标签: ruby-on-rails ruby string parsing split

分割空白,句号,逗号或双引号,而不是单引号:

str = %Q{this is the.string    to's split,real "ok" nice-like.}
str.split(/\s|\.|,|"/)
=> ["this", "is", "the", "string", "", "", "", "to's", "split", "real", "", "ok", "", "nice-like"]

如何雄辩地删除空字符串?

如何雄辩地删除短于MIN_LENGTH的字符串?

6 个答案:

答案 0 :(得分:8)

我对问题域并不完全清楚,但如果你只是想避免使用空字符串,为什么不拆分分隔符的一个或多个

str.split /[\s\.,"]+/

答案 1 :(得分:7)

在这种情况下,使用split的想法并不正确。

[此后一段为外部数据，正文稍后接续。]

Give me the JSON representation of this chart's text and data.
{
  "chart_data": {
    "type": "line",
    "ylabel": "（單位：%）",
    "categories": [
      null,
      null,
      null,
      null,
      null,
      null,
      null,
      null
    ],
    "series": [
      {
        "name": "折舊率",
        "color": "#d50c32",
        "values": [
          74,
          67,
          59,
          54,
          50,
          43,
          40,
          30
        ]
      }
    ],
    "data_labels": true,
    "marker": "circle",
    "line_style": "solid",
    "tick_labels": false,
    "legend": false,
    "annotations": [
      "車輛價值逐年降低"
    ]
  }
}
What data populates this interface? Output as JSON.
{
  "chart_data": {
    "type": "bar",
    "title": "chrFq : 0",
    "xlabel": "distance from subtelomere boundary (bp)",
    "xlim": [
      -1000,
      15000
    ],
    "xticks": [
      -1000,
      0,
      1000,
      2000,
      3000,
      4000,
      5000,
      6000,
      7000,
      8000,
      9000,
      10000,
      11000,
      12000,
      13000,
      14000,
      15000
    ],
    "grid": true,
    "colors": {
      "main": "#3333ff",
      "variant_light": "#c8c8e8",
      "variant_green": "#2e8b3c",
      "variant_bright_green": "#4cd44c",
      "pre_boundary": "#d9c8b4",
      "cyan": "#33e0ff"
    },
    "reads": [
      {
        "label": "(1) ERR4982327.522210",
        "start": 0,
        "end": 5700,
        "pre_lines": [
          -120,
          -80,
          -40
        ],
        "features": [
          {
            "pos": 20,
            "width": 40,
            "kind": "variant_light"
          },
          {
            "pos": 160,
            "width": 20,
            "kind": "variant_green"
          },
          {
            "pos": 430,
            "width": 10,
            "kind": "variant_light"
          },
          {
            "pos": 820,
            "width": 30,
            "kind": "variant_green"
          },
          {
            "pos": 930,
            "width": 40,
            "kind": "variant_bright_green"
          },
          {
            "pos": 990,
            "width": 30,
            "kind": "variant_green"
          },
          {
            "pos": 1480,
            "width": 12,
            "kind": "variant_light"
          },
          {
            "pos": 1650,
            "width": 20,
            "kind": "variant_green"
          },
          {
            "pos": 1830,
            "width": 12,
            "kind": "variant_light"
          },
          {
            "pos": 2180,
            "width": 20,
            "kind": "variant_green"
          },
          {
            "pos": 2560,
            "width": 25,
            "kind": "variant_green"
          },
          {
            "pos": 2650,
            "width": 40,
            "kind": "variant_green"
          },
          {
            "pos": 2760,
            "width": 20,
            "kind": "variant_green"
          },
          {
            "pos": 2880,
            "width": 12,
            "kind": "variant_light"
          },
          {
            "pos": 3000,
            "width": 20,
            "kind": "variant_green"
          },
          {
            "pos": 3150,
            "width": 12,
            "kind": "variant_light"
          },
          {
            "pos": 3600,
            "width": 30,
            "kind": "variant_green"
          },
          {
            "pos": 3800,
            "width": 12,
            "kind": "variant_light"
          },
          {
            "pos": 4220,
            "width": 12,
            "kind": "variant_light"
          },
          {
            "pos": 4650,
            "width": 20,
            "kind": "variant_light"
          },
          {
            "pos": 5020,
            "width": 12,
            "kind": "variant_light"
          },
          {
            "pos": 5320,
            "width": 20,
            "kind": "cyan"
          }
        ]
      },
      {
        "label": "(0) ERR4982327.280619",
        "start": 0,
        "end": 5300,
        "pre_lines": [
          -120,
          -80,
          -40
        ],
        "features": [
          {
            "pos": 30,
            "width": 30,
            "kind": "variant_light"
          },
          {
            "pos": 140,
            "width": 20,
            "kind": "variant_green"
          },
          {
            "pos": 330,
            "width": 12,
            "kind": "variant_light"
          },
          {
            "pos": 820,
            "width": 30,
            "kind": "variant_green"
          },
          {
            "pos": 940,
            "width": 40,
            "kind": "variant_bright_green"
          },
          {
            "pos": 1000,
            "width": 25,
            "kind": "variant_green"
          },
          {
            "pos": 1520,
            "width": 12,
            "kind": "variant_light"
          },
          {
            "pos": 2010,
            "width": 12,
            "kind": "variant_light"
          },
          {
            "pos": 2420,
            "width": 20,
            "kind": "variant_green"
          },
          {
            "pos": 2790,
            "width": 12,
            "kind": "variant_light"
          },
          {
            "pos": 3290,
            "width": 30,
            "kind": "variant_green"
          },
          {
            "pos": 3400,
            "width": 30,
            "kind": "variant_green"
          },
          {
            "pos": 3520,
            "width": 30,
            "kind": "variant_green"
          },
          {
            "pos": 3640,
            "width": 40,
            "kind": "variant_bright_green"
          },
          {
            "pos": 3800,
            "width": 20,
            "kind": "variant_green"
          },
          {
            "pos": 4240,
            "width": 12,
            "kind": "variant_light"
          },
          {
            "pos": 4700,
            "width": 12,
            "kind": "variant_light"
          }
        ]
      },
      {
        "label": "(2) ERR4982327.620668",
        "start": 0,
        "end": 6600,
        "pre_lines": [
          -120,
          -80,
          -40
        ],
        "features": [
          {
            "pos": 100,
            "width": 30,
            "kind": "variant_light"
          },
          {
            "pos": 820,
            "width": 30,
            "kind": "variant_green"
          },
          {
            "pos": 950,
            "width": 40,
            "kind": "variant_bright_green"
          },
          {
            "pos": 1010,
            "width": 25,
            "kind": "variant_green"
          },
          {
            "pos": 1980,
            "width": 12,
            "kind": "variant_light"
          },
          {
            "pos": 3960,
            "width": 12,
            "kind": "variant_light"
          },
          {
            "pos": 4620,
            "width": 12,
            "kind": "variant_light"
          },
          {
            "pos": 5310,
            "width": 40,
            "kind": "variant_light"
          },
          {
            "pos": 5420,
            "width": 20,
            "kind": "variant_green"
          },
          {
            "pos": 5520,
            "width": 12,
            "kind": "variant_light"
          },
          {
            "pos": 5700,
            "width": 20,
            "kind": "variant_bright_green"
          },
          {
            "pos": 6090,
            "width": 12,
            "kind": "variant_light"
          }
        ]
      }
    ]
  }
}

您应该使用scan

str = %Q{this is the.string    to's split,real "ok" nice-like.}
str.scan(/[\w'-]+/)
# => ["this", "is", "the", "string", "to's", "split", "real", "ok", "nice-like"]

为了匹配MIN_LENGTH或更长的字符串,请执行以下操作:

MIN_LENGTH = 3
str.scan(/[\w'-]{#{MIN_LENGTH},}/)
# => ["this", "the", "string", "to's", "split", "real", "nice-like"]

何时使用拆分,何时使用扫描

  • 当分隔符混乱并且使正则表达式匹配时很困难,请使用scan
  • 当要提取的子字符串混乱并且使正则表达式匹配时很困难,请使用split
  • 如果要在要提取的子字符串形式上施加条件,则scan
  • 如果要在分隔符的表单上强加条件,请使用split

答案 2 :(得分:6)

我认为一个简单的方法如下:

str.split(/\s|\.|,|"/).select{|s| s.length >= MIN_LENGTH}

答案 3 :(得分:2)

尝试以下方法:

str.split(/\s*[.,"\s]\s*/)

答案 4 :(得分:2)

我们可以通过多种方式实现同​​样的目标,

 > str.split(/[\s\.,"]/) - [""]
=> ["this", "is", "the", "string", "to's", "split", "real", "ok", "nice-like"]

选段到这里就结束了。